Research like this has existed before. They even link to some of it in
their paper. Their "hypocritial commit" concept seems like a classic
example of giving a corner-case its own definition (Which is fine of
course.). They essentially seem to argue that it's different from Trojan
Horse commits that introduce direct vulnerabilities aka the classic
(2003?) if (foo & (__WCLONE | __WALL) && current->uid = 0)
in that they introduce vulnerabilities as side-effects which yeah.

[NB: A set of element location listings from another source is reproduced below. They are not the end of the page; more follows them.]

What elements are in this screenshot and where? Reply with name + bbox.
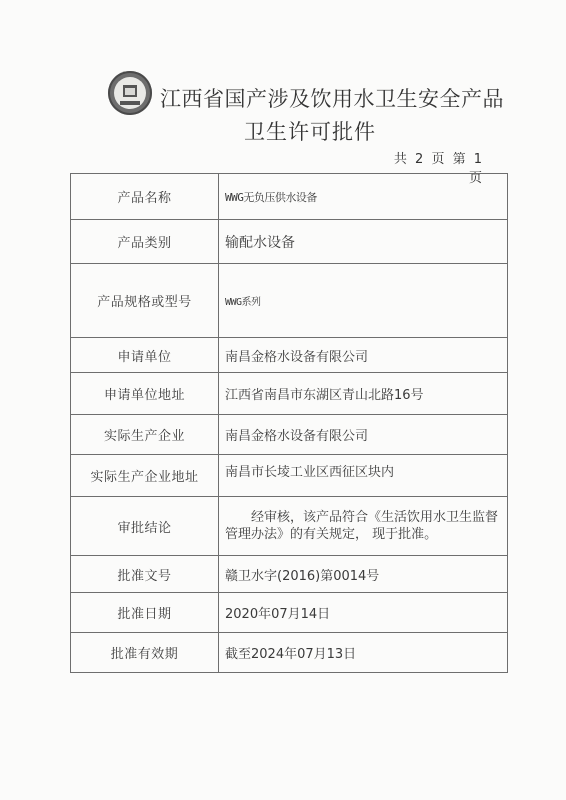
row-label: 批准文号 bbox=[71, 556, 219, 593]
validity-period-value: 截至2024年07月13日 bbox=[219, 633, 508, 673]
document-subtitle: 卫生许可批件 bbox=[160, 116, 460, 146]
manufacturer-value: 南昌金格水设备有限公司 bbox=[219, 415, 508, 455]
table-row: 实际生产企业 南昌金格水设备有限公司 bbox=[71, 415, 508, 455]
approval-date-value: 2020年07月14日 bbox=[219, 593, 508, 633]
product-name-value: WWG无负压供水设备 bbox=[219, 174, 508, 220]
approval-number-value: 赣卫水字(2016)第0014号 bbox=[219, 556, 508, 593]
table-row: 批准日期 2020年07月14日 bbox=[71, 593, 508, 633]
table-row: 申请单位地址 江西省南昌市东湖区青山北路16号 bbox=[71, 373, 508, 415]
applicant-value: 南昌金格水设备有限公司 bbox=[219, 338, 508, 373]
table-row: 产品规格或型号 WWG系列 bbox=[71, 264, 508, 338]
row-label: 批准有效期 bbox=[71, 633, 219, 673]
applicant-address-value: 江西省南昌市东湖区青山北路16号 bbox=[219, 373, 508, 415]
permit-table: 产品名称 WWG无负压供水设备 产品类别 输配水设备 产品规格或型号 WWG系列… bbox=[70, 173, 508, 673]
row-label: 产品名称 bbox=[71, 174, 219, 220]
row-label: 产品规格或型号 bbox=[71, 264, 219, 338]
product-category-value: 输配水设备 bbox=[219, 220, 508, 264]
emblem-gate bbox=[123, 85, 137, 97]
manufacturer-address-value: 南昌市长堎工业区西征区块内 bbox=[219, 455, 508, 497]
row-label: 申请单位 bbox=[71, 338, 219, 373]
table-row: 审批结论 经审核，该产品符合《生活饮用水卫生监督管理办法》的有关规定， 现于批准… bbox=[71, 497, 508, 556]
row-label: 实际生产企业 bbox=[71, 415, 219, 455]
emblem-icon bbox=[108, 71, 152, 115]
row-label: 批准日期 bbox=[71, 593, 219, 633]
emblem-base bbox=[120, 101, 140, 105]
table-row: 批准有效期 截至2024年07月13日 bbox=[71, 633, 508, 673]
document-title: 江西省国产涉及饮用水卫生安全产品 bbox=[160, 83, 460, 113]
row-label: 申请单位地址 bbox=[71, 373, 219, 415]
table-row: 产品名称 WWG无负压供水设备 bbox=[71, 174, 508, 220]
row-label: 实际生产企业地址 bbox=[71, 455, 219, 497]
row-label: 产品类别 bbox=[71, 220, 219, 264]
table-row: 申请单位 南昌金格水设备有限公司 bbox=[71, 338, 508, 373]
product-model-value: WWG系列 bbox=[219, 264, 508, 338]
row-label: 审批结论 bbox=[71, 497, 219, 556]
table-row: 批准文号 赣卫水字(2016)第0014号 bbox=[71, 556, 508, 593]
table-row: 产品类别 输配水设备 bbox=[71, 220, 508, 264]
table-row: 实际生产企业地址 南昌市长堎工业区西征区块内 bbox=[71, 455, 508, 497]
approval-conclusion-value: 经审核，该产品符合《生活饮用水卫生监督管理办法》的有关规定， 现于批准。 bbox=[219, 497, 508, 556]
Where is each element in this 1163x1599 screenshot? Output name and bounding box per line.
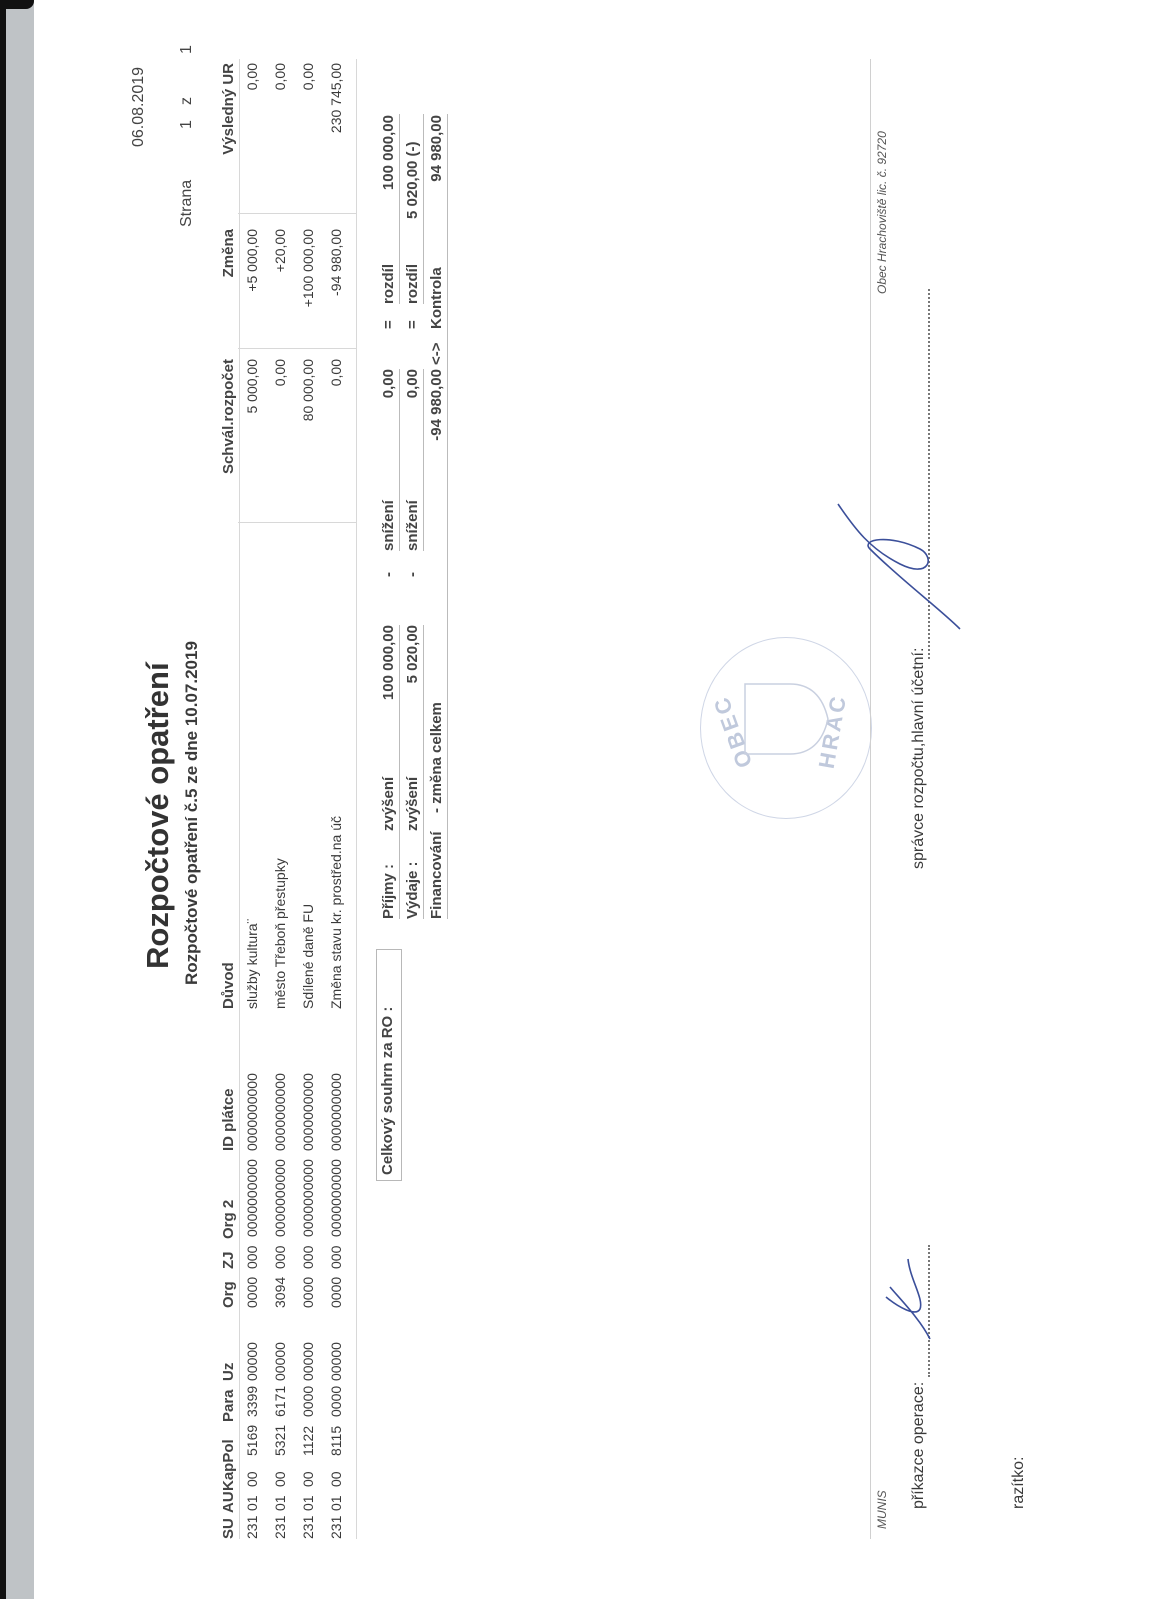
cell-vysl: 230 745,00 — [328, 63, 344, 199]
cell-uz: 00000 — [244, 1342, 260, 1381]
cell-su: 231 — [272, 1516, 288, 1539]
cell-duvod: Změna stavu kr. prostřed.na úč — [328, 816, 344, 1009]
financovani-total: -94 980,00 — [428, 369, 445, 469]
spravce-signature — [830, 479, 970, 639]
cell-au: 01 — [300, 1495, 316, 1511]
cell-org: 0000 — [328, 1277, 344, 1308]
summary-underline — [399, 114, 400, 304]
cell-schval: 80 000,00 — [300, 359, 316, 519]
prijmy-increase: 100 000,00 — [380, 625, 397, 739]
prijmy-increase-label: zvýšení — [380, 777, 397, 831]
summary-underline — [423, 369, 424, 551]
cell-para: 0000 — [300, 1386, 316, 1417]
cell-kap: 00 — [272, 1471, 288, 1487]
vydaje-label: Výdaje : — [404, 861, 421, 919]
col-header-org2: Org 2 — [220, 1200, 237, 1239]
cell-org2: 0000000000 — [244, 1159, 260, 1237]
license-text: Obec Hrachoviště lic. č. 92720 — [875, 131, 889, 294]
prijmy-label: Příjmy : — [380, 864, 397, 919]
stamp-coat-of-arms — [740, 679, 830, 759]
cell-org2: 0000000000 — [272, 1159, 288, 1237]
cell-para: 0000 — [328, 1386, 344, 1417]
footer-rule — [870, 59, 871, 1539]
financovani-arrow: <-> — [428, 342, 445, 365]
cell-para: 3399 — [244, 1386, 260, 1417]
cell-au: 01 — [328, 1495, 344, 1511]
cell-para: 6171 — [272, 1386, 288, 1417]
prijmy-decrease-label: snížení — [380, 500, 397, 551]
cell-su: 231 — [328, 1516, 344, 1539]
prijmy-decrease: 0,00 — [380, 369, 397, 469]
cell-zmena: +100 000,00 — [300, 229, 316, 339]
cell-id: 0000000000 — [244, 1073, 260, 1151]
page-total: 1 — [178, 45, 196, 54]
cell-id: 0000000000 — [272, 1073, 288, 1151]
vydaje-decrease: 0,00 — [404, 369, 421, 469]
grid-col-divider — [238, 522, 356, 523]
cell-pol: 1122 — [300, 1426, 316, 1456]
razitko-label: razítko: — [1010, 1457, 1028, 1509]
cell-uz: 00000 — [272, 1342, 288, 1381]
cell-kap: 00 — [300, 1471, 316, 1487]
page-number: 1 — [178, 120, 196, 129]
cell-pol: 5169 — [244, 1425, 260, 1456]
vydaje-increase: 5 020,00 — [404, 625, 421, 739]
spravce-label: správce rozpočtu,hlavní účetní: — [910, 648, 928, 869]
kontrola-value: 94 980,00 — [428, 115, 445, 219]
print-date: 06.08.2019 — [130, 67, 148, 147]
prijmy-diff-label: rozdíl — [380, 264, 397, 304]
financovani-change-label: - změna celkem — [428, 702, 445, 813]
vydaje-decrease-label: snížení — [404, 500, 421, 551]
cell-id: 0000000000 — [300, 1073, 316, 1151]
financovani-label: Financování — [428, 831, 445, 919]
cell-org: 0000 — [300, 1277, 316, 1308]
summary-label: Celkový souhrn za RO : — [379, 1007, 396, 1175]
cell-pol: 5321 — [272, 1425, 288, 1456]
document-subtitle: Rozpočtové opatření č.5 ze dne 10.07.201… — [182, 641, 202, 985]
cell-uz: 00000 — [300, 1342, 316, 1381]
cell-au: 01 — [272, 1495, 288, 1511]
table-bottom-rule — [356, 59, 357, 1539]
cell-org: 3094 — [272, 1277, 288, 1308]
col-header-org: Org — [220, 1281, 237, 1308]
cell-schval: 5 000,00 — [244, 359, 260, 519]
cell-zmena: +5 000,00 — [244, 229, 260, 339]
col-header-zmena: Změna — [220, 229, 237, 319]
col-header-id-platce: ID plátce — [220, 1088, 237, 1151]
cell-duvod: Sdílené daně FU — [300, 904, 316, 1009]
cell-su: 231 — [244, 1516, 260, 1539]
summary-underline — [399, 625, 400, 919]
prijmy-minus: - — [380, 572, 397, 577]
cell-org2: 0000000000 — [328, 1159, 344, 1237]
software-name: MUNIS — [875, 1490, 889, 1529]
cell-au: 01 — [244, 1495, 260, 1511]
vydaje-diff: 5 020,00 (-) — [404, 141, 421, 219]
cell-pol: 8115 — [328, 1426, 344, 1456]
page-label: Strana — [178, 180, 196, 227]
vydaje-increase-label: zvýšení — [404, 777, 421, 831]
cell-schval: 0,00 — [272, 359, 288, 519]
cell-zj: 000 — [328, 1246, 344, 1269]
col-header-duvod: Důvod — [220, 962, 237, 1009]
cell-duvod: služby kultura¨ — [244, 919, 260, 1009]
cell-zj: 000 — [244, 1246, 260, 1269]
vydaje-minus: - — [404, 572, 421, 577]
header-rule — [239, 59, 240, 1539]
summary-underline — [423, 114, 424, 304]
summary-underline — [399, 369, 400, 551]
prijmy-equals: = — [380, 320, 397, 329]
summary-underline — [447, 114, 448, 919]
cell-org: 0000 — [244, 1277, 260, 1308]
document-title: Rozpočtové opatření — [140, 662, 176, 969]
cell-zmena: +20,00 — [272, 229, 288, 339]
summary-underline — [423, 625, 424, 919]
vydaje-equals: = — [404, 320, 421, 329]
col-header-zj: ZJ — [220, 1251, 237, 1269]
prijmy-diff: 100 000,00 — [380, 115, 397, 219]
prikazce-label: příkazce operace: — [910, 1382, 928, 1509]
cell-org2: 0000000000 — [300, 1159, 316, 1237]
cell-uz: 00000 — [328, 1342, 344, 1381]
cell-duvod: město Třeboň přestupky — [272, 858, 288, 1009]
cell-zj: 000 — [272, 1246, 288, 1269]
grid-col-divider — [238, 213, 356, 214]
cell-su: 231 — [300, 1516, 316, 1539]
document-sheet: Rozpočtové opatření Rozpočtové opatření … — [0, 0, 1163, 1599]
cell-id: 0000000000 — [328, 1073, 344, 1151]
kontrola-label: Kontrola — [428, 267, 445, 329]
cell-vysl: 0,00 — [272, 63, 288, 199]
vydaje-diff-label: rozdíl — [404, 264, 421, 304]
col-header-uz: Uz — [220, 1363, 237, 1381]
cell-vysl: 0,00 — [244, 63, 260, 199]
col-header-au: AU — [220, 1491, 237, 1513]
cell-vysl: 0,00 — [300, 63, 316, 199]
col-header-kappol: KapPol — [220, 1439, 237, 1491]
prikazce-signature — [880, 1249, 940, 1359]
col-header-para: Para — [220, 1389, 237, 1422]
col-header-vysledny-ur: Výsledný UR — [220, 63, 237, 169]
col-header-su: SU — [220, 1518, 237, 1539]
cell-zmena: -94 980,00 — [328, 229, 344, 339]
cell-zj: 000 — [300, 1246, 316, 1269]
cell-schval: 0,00 — [328, 359, 344, 519]
page-of: z — [178, 97, 196, 105]
cell-kap: 00 — [244, 1471, 260, 1487]
col-header-schval-rozpocet: Schvál.rozpočet — [220, 359, 237, 519]
cell-kap: 00 — [328, 1471, 344, 1487]
grid-col-divider — [238, 348, 356, 349]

It's good that it triggered a discussion even if the way this is done is
(also academically) suboptimal.
There's a reason why prior research into Trojan Horse contributions
didn't just go out and try to place bugs into existing software on such
a large scale. (The fact that even one buggy commit - accident or not -
from their group made it into the kernel renders the whole research
project ethically questionable.)

Does the possibility of introducing bugs on purpose have to have
immediate global consequences for our review processes is a question I
find particularly hard to answer.
Even with all the consolidation effort over the last (2) years
subsystems are still managed very differently and the review quality and
quantity a patch or patch series will get may be vastly different.